“Well that was the best Chinese food I think I’ve ever had in Sunderland,” I found myself proclaiming to my friend as we left Shanghai Manor with content tummies.
In a city that’s not short of Chinese takeaways, as well as a fair few sit-in Asian restaurants, the above is a bold statement to make, but this place impressed me so much I’m already planning my next visit.
First signs were good: the restaurant was filled with Asian students, which is usually an indication that the food is more authentic than the pile ‘em high buffets who claim to dish up Far East fare.
It’s easy to walk past the restaurant, which is towards the cinema-end of Fawcett Street, without giving it a second glance.
The decor is no great shakes, it’s modern, simple and comfortable enough, but it’s the food which will reel you in here.
At first sight, the menu can be a little difficult to navigate for the Western palate, but the waitress was happy to explain the more complicated concoctions such as “pig maw” – which is the stomach of the pig.
Granted, some features may not tickle everyone’s fancy, but diners can take their pick from a vast menu of cold dishes such as spicy pickled Chinese leaves (£3.50), hot dishes including hot crab in pot (£10.80), sizzling dishes, casserole pots, soups and more.

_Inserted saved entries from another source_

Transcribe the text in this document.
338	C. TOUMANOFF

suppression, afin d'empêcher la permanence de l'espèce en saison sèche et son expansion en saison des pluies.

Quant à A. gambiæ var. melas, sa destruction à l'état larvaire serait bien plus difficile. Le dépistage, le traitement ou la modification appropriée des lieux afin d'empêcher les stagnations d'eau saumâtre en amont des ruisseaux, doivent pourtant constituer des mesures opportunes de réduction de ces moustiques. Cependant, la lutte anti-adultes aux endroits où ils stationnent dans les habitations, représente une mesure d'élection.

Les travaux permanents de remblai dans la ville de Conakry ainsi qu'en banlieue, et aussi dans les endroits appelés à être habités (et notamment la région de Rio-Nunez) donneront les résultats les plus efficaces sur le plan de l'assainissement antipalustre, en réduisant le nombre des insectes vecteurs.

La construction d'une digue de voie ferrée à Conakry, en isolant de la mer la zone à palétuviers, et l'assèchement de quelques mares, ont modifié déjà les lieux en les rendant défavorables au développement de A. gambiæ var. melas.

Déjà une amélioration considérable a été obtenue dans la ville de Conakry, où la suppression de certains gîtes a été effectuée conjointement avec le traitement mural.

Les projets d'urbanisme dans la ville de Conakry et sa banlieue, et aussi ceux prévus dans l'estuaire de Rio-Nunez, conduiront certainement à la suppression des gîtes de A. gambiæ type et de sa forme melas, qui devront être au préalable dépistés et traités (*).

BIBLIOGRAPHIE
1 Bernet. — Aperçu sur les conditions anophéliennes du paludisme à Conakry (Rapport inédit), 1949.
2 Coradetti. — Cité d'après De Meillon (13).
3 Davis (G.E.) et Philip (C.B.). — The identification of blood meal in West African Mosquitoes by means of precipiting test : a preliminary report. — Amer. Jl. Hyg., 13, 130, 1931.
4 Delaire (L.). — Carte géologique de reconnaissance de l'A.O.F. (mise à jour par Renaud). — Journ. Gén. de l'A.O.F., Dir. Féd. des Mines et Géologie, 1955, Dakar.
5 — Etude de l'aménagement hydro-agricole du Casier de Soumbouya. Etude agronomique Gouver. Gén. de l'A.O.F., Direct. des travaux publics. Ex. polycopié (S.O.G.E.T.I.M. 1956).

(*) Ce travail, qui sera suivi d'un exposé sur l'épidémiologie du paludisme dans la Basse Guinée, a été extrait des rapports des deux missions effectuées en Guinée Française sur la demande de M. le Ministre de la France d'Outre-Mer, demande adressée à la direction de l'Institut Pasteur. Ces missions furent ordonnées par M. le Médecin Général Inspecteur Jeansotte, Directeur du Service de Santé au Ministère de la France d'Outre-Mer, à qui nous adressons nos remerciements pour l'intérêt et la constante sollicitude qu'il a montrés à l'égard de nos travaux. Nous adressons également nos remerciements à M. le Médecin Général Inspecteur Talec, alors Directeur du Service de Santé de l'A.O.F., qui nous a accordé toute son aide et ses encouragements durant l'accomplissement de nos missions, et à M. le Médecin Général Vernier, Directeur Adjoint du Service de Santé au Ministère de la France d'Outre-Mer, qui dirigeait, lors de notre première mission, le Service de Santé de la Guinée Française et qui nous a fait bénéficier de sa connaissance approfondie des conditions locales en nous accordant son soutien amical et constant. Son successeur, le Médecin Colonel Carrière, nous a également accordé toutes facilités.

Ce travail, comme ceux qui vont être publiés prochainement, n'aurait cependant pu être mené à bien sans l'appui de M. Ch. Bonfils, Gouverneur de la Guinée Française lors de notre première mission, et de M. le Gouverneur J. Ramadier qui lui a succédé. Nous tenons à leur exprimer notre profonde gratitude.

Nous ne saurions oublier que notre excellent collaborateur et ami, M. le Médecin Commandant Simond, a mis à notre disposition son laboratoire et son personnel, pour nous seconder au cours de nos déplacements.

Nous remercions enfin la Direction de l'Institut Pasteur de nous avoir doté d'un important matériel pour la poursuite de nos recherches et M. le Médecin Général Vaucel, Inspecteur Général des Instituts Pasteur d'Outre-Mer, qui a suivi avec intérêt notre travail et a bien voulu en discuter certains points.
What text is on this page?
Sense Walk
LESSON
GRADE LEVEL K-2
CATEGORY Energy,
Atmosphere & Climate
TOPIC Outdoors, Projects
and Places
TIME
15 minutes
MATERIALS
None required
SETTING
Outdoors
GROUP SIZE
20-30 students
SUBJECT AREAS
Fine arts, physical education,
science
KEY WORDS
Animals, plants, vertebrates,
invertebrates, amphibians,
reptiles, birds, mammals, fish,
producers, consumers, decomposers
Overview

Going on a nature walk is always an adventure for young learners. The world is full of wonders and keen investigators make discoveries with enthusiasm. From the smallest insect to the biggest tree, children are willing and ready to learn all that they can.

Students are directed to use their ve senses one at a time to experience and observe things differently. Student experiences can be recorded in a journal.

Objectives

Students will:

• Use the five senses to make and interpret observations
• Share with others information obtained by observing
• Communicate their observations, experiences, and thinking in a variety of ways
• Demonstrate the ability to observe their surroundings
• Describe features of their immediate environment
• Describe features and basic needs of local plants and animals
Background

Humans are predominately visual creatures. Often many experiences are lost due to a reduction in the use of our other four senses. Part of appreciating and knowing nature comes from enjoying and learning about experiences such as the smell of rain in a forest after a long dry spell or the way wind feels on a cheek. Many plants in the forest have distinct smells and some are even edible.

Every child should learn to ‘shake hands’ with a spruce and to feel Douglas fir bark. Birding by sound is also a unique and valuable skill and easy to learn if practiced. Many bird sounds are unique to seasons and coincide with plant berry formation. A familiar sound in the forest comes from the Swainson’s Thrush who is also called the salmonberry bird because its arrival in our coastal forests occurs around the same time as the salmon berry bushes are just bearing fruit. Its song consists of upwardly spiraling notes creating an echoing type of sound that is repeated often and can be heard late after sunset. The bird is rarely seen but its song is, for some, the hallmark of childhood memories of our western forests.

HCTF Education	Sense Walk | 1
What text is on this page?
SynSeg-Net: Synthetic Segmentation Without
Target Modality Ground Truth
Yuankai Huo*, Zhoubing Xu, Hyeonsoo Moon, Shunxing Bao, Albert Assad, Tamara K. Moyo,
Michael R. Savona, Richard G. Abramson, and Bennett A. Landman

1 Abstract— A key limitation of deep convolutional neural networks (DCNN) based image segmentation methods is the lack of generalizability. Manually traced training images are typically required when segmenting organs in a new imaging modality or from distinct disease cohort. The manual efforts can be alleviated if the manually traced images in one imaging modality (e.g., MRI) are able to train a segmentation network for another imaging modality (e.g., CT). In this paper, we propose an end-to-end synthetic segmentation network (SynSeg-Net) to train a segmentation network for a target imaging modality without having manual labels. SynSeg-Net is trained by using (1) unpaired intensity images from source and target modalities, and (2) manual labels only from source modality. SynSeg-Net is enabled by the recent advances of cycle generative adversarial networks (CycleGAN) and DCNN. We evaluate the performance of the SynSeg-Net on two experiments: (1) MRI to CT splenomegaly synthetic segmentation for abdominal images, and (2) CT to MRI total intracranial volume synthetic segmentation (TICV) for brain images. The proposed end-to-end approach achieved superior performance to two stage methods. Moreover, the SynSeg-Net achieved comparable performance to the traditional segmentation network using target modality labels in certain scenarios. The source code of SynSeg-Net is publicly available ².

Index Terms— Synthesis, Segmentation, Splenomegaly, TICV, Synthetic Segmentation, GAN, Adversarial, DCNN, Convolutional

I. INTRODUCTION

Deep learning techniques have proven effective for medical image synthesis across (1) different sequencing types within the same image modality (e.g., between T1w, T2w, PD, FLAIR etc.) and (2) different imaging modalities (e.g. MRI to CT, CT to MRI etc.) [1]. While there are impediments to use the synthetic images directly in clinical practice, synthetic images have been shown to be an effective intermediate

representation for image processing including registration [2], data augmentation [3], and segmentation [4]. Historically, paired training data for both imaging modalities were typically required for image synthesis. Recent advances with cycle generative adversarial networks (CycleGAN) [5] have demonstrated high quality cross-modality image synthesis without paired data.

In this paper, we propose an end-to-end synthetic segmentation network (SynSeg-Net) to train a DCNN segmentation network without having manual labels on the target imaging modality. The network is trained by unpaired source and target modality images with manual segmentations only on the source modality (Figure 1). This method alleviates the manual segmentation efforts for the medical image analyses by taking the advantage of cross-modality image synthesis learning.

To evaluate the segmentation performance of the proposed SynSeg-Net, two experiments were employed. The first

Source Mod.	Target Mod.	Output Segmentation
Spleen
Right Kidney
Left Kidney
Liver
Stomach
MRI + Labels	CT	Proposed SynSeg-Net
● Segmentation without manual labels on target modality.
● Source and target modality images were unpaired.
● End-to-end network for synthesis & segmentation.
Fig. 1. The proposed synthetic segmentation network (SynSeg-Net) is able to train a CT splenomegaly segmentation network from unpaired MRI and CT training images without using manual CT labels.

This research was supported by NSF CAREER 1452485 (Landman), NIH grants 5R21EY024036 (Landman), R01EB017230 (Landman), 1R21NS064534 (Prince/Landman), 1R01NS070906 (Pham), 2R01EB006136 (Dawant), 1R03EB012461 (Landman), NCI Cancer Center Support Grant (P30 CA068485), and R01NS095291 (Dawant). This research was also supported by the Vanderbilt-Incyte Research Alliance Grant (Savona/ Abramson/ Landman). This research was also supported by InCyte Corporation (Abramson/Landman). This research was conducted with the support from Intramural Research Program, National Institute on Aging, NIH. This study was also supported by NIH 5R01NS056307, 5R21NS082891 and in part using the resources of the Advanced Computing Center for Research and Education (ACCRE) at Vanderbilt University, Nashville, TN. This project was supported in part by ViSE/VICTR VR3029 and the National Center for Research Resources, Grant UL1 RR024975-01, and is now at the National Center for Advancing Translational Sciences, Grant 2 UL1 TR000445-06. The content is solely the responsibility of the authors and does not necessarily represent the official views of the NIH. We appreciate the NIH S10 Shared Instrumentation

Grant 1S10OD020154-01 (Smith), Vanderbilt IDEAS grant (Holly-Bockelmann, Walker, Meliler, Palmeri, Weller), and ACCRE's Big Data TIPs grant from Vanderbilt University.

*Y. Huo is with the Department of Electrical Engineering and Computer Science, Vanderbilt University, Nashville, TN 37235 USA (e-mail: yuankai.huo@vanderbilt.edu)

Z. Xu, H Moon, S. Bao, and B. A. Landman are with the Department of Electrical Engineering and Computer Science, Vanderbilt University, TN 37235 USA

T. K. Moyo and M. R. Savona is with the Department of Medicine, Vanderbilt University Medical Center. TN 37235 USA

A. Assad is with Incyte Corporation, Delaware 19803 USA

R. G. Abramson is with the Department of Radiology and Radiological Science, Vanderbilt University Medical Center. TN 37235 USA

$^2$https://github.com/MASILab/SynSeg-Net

It was also a culinary breath of fresh air to see dim sum on the menu – a rare find in Sunderland city centre.
We decided to limber up our stomachs with a light soup. We were warned the chicken and sweet corn soup (£5.80) was large and the whopping pot was indeed more than enough to satisfy three of us.
I went with a fairly safe option for my mains, though it would be great to go with someone more versed in Chinese food, so I could make a more informed decision.
Stir-fried prawns with cashew nuts (£9.80) is a dish I’ve had in takeaway form before, but this far exceeded that.
For my pounds, I was presented with a sea of juicy prawns peppered with nuts in a delicate sauce, that managed to provide just the right amount of flavour without detracting from the main ingredients.
Chinese food can sometimes be greasy and glutenous, but this was fresh and light and left me feeling just the right side of full.
It looked good enough to eat too – so much so I immediately committed a picture of my meal to Instagram to shout about its deliciousness.
To accompany my main, I shared a bowl of noodles which came with a fried egg perched on top. I’m not sure how they’d cooked the noodles, but they were divine, so good I could have eaten them on their own.
My friend tucked into the sizzling beef (£9.80) which was a triumph – succulent, tender and packed with flavour.
The drinks on offer are as authentic as the food with Chinese beers such as Tsingtao and teas, including a pot of chrysanthemum tea for £2.
Payment was cash only, but there’s a cash point nearby, so a lack of a card machine isn’t too much of a problem.
Meals can also be prepared for delivery and there was a steady stream of people calling in for pick-up on our visit, though this isn’t an easy option if you don’t live in the city centre.